FILED UNDER
Arbitration
TAGS
BITs, ICSID, International Arbitration, investment law
I read Avidan Kent’s post, and the commentary that followed, on this blog describing his view of the true nature of BITs with great interest. I wanted to continue the discussion of the place of public interest in BITs and to the extent that they are considered. I am in agreement with Kent’s assessment. I offer here at least a narrow area in international investment law where arbitral tribunals have managed to read in public interest into BITs. In considering whether an investor’s legitimate expectation should be protected under the commonplace fair and equitable treatment clauses, there is some room for maneuverability and consideration of “public interests” in determining when the investor’s expectations are in fact “legitimate”.

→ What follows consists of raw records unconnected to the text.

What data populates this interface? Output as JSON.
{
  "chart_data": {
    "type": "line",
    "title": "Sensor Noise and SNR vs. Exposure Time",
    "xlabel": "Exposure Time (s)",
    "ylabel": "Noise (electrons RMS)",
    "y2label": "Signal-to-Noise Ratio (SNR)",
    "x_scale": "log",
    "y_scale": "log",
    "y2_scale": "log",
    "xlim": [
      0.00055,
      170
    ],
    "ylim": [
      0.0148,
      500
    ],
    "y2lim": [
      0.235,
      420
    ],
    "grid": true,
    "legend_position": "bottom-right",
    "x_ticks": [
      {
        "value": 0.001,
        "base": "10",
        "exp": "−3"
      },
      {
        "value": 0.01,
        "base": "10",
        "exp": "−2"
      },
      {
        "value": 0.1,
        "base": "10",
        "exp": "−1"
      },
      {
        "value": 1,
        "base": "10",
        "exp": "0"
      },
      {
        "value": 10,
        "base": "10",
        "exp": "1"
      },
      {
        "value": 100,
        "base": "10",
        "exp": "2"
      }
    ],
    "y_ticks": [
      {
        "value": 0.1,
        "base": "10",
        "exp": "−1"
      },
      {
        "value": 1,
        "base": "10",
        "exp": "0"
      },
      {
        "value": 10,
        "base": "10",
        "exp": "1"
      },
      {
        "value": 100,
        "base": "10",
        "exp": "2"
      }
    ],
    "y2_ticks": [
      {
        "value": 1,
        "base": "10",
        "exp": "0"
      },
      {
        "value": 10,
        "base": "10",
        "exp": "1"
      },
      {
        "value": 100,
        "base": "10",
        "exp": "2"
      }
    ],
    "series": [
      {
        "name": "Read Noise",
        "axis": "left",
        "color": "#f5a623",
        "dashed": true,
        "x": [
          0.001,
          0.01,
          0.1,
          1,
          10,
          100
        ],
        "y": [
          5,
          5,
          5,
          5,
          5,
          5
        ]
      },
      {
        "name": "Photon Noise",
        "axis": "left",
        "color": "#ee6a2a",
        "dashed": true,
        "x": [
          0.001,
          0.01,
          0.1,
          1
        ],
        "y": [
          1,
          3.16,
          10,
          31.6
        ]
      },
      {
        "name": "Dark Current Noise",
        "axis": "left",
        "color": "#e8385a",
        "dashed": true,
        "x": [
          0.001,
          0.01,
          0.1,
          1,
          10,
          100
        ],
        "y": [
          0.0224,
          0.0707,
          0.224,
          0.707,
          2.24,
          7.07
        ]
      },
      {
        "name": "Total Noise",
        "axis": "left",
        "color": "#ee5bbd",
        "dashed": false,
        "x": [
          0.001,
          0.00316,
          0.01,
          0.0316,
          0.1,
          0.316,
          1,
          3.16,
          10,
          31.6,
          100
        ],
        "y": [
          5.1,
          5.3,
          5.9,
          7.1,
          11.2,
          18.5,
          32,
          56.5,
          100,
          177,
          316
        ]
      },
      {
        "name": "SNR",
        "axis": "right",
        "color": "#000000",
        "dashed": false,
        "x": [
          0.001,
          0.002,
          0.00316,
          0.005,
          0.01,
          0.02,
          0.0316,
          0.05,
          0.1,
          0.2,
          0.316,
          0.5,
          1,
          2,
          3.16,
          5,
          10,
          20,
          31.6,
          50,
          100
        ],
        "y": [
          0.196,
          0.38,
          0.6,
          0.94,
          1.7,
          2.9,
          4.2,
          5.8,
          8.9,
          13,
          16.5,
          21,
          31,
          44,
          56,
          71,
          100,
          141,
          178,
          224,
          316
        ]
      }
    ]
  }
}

I draw the readers’ attention to the 2007 ICSID award in Parkerings v. Lithuainia. Had the BIT contained a stabilization clause to the effect that the host State had assured and represented that the legal and regulatory conditions under which the agreement was entered into was to remain the same, then the outcome of the tribunal’s analysis would have been different. In the absence of such assurances, the tribunal extended its analysis beyond the mere wording of the BIT to the social and political framework of Lithuania at the time that it was entered into. The arbitrators found that 1998 Lithuania was in a transition from being a part of the Soviet Union to being a candidate for EU membership. The “public interests” involved in Lithuania becoming an EU member is unquestionable. Generally speaking, EU countries hold public interests such as the environment, human rights and labour standards to a very high standard. By not questioning the Lithuanian policy of positioning itself for EU membership, the tribunal implicitly accepted the social benefits that would come with such a change. Rather than focusing on merely protecting the investor and the investment, the tribunal managed to balance what could legitimately be expected in such circumstance.
Apologies – I wish to correct myself. While there was a BIT between Norway and Lithuainia in this case, I meant to write that the agreement, rather than the BIT, did not contain a stabilization clause. The point I was trying to make is that arbitrators are able to read public interest into the investment framework, not necessarily into the BIT.